The Presence or Lack of Insurance does not affect the probability that anyone will be hurt.
No but it affects their right to justice and compensation when they get hurt anyway.
You just aren't getting the legal principle of "Before the fact."
The legal system in this country has vehemently opposed every attempt to accuse or pre-judge a criminal act "before the fact."
In simple terms, you have to commit a crime (or tort) before you can be accused (or punished) for a crime.(or tort)
Skipjack wrote:Again, I find this whole way of thinking very, very bothering, if not disturbing. This comes from a people that have no problem with more and more personal right violations and personal inconvenience AND unnecessary additional cost and maybe even economic problems caused by the increased security measures and other nonsense that we have to endure since 9/11.
Hold the phone jack! (Phone jack. He he
)Plenty of people had problems with it. I have bitched about the ridiculously excessive security to everyone I personally know ever since they started this crap.
Most of the reason for having to put up with this crap goes right back to that "Before the fact" thinking that the courts employ. You see, we could simply ban anyone that looks Arabic, or comes from an Arabic country. The problem is, we are assuming that certain people will commit terrorist acts "before the fact."
As I have been continuously telling you, the law will not allow you to assume someone is going to commit a criminal (or negligent) act "before the fact." (Meaning, before they actually do it.)
Skipjack wrote:Because that is all for "your own savety". But then they want to let everyone drive a car without a license even though more than 40,000 people get killed that way every fracking year. That is more than ten times as many as were killed in 9/11 and that only happened once and not every goddamn year.

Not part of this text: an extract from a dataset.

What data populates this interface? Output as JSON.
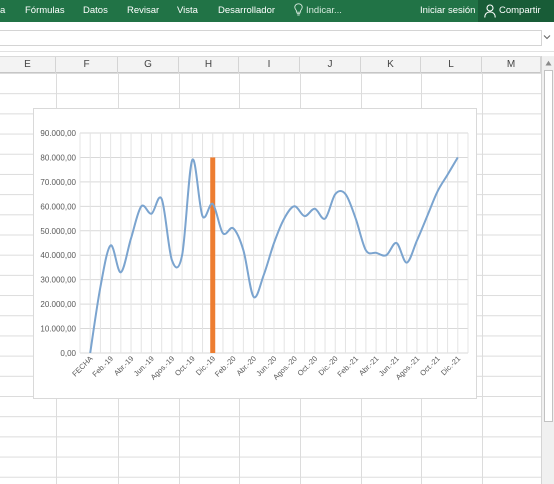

This demonstrates another point I mentioned before. The court system does not give a tinker's d@mn about the unintended consequences of their decisions. If a supreme court decisions results in tens of thousands of people getting killed, (which could have happened had forced busing and desegregation gotten out of hand) they will simply say. "Oh well. At least we're legally consistent. "
The courts do not care about quantity (of cases) , or consequence. They care about adhering to their legal philosophy.
In any case, I think the court cases discovered by MSimon have pretty much made this discussion academic. Unless there is some other legal principle involved that I'm not aware of, and unless there are other cases which go in the other direction, (difficult to conceive of because of the principle involved.) I'm pretty sure the mandatory insurance law cannot survive a serious court challenge.
Probably the only reason it hasn't had one is because the people with money to hire a lawyer, like the law, and the poor people whom it affect the most are both ignorant that they can challenge it, and unable to accrue the funding necessary to bring the challenge.
Whoever ends up successfully challenging this mandatory insurance law is going to be very badly hated by the majority of people who like the idea of reducing their financial risk at the cost of poor people loosing their right to travel.